By quantifying the contribution of each feature, SHAP values provide a deeper analysis of feature importance. In a clinical setting, the value highlights specific ulcers, tissue textures, and vascular structures, influencing the predictions of ischemia or infection. The longitudinal DFUC datasets ensure the stability of the proposed model across diverse datasets, improving real-world adoption. To enhance SHAP’s clinical utility, higher-order feature interactions can be incorporated in order to provide context-aware explanations. Using visual heatmaps, clinicians can understand the model’s decision-making process. This transparency can enable model validation, ensuring its alignment with expert diagnostic patterns. Validating the proposed model across diverse clinical settings can guarantee its real-world applicability. By following the findings of Khan et al. [40], the model’s generalizability can be improved. Multi-center data benchmarking can be performed to maintain the model’s performance across different imaging sources. Novel test sets can be used to ensure better generalization. Data privacy is a significant challenge in medical AI development. Asif et al. [41] discussed the significance of the federated learning framework for secure model generalization. The federated learning framework can facilitate secure model generalization. By adopting federated learning, the proposed model can generalize across diverse clinical settings without compromising data privacy.

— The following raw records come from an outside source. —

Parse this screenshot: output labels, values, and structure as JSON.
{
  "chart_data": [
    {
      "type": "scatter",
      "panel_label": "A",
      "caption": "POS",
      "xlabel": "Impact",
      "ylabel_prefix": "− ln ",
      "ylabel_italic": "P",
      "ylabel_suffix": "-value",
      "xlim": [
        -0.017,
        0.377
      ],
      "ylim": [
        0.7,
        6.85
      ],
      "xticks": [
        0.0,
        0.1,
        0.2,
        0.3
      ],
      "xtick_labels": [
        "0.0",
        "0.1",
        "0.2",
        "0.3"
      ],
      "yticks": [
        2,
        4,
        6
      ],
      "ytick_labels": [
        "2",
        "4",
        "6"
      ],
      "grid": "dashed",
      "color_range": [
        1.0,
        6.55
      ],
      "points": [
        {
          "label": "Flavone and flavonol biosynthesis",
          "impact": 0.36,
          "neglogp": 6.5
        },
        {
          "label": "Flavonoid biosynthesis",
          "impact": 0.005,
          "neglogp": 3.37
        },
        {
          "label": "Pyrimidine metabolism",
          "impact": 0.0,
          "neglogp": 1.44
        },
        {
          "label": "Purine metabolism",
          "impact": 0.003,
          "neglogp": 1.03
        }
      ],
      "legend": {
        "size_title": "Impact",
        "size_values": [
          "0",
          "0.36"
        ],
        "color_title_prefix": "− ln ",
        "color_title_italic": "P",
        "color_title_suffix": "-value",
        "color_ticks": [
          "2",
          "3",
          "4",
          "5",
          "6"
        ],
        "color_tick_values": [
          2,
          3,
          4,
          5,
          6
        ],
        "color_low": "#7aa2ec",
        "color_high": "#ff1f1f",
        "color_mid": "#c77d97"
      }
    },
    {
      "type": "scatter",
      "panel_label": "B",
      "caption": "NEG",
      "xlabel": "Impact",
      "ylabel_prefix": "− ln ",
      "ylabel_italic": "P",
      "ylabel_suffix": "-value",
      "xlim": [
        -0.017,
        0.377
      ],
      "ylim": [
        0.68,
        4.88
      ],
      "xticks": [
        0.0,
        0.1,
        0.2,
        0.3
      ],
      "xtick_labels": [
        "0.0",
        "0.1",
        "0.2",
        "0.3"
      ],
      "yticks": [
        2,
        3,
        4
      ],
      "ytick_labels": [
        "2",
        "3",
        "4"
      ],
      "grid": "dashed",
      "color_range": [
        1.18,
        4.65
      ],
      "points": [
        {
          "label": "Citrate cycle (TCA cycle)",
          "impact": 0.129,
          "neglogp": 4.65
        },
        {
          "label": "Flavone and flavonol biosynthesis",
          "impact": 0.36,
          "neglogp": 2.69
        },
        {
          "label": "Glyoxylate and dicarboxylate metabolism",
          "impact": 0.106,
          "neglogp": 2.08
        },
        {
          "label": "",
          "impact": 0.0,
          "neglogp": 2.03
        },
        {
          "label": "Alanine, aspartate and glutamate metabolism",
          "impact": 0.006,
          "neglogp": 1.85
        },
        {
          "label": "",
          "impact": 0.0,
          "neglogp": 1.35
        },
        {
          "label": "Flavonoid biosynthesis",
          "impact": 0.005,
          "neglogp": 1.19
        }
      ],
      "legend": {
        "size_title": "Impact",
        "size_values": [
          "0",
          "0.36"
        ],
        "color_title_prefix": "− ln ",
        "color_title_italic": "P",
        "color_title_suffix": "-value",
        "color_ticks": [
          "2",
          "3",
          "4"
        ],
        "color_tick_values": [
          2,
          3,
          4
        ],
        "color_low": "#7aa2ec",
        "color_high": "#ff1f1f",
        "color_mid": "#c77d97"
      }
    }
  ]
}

The authors utilized TensorRT for NVIDIA GPU in order to deploy the proposed model in resource-constrained environments. The utilization of linearized self-attention reduces computational overhead while maintaining feature extraction efficiency. The integration of MobileNet V3-SWIN and LeViT-Performer may pose challenges for deployment in resource-constrained environments, such as mobile devices and edge computing systems. Future research avenues can extend the applicability and interpretability of the proposed model. Developing lightweight architectures for tensor fusion and KANs can optimize computational efficiency. The integration of pruning strategies with the proposed approach can enable model deployment in resource-constrained clinical settings. By applying model pruning, redundant or less significant weights can be systematically removed without affecting performance. Quantization can be used to convert the model parameters from floating-point to lower-bit representations, reducing memory usage and computational costs. Low-rank decompositions can be employed in ViTs architecture to minimize computational complexity. Enriching the dataset with early-stage ulcers and mixed ischemia and infection samples can improve the model’s adaptability. The inclusion of counterfactual explanations or attention heatmaps can enhance the model’s transparency and acceptance in clinical environments.

5. Conclusions

This study introduces a novel and innovative paradigm for treating and managing DFUs. It addresses key challenges in detecting and classifying DFUs severities. The integration of novel feature extraction and classification outperforms existing state-of-the-art approaches. The study findings highlight the strength and adaptability of the proposed model, providing a valuable tool for early and accurate DFUs severity classification. By leveraging SHAP values, the proposed model offers insights into feature importance, allowing clinicians to understand the model’s decision. This transparency strengthens the model and supports healthcare’s demand for explainable healthcare solutions. The generalization performance on the DFUC 2020 dataset demonstrates the potential of the proposed model on unseen data. It underscores the model’s ability to handle the complexities of DFUs classification. However, the model has certain limitations. The dependency on pre-trained models may require additional fine-tuning in real-time implementation. The computational demands of tensor fusion and KANs classification may cause challenges in deploying the proposed model in resource-constrained environments. Future avenues of this research should focus on incorporating multi-modality data to provide a holistic understanding of DFUs severities. Further advancements in explainability can offer deeper insights into the model’s decision-making process, enhancing clinical trust.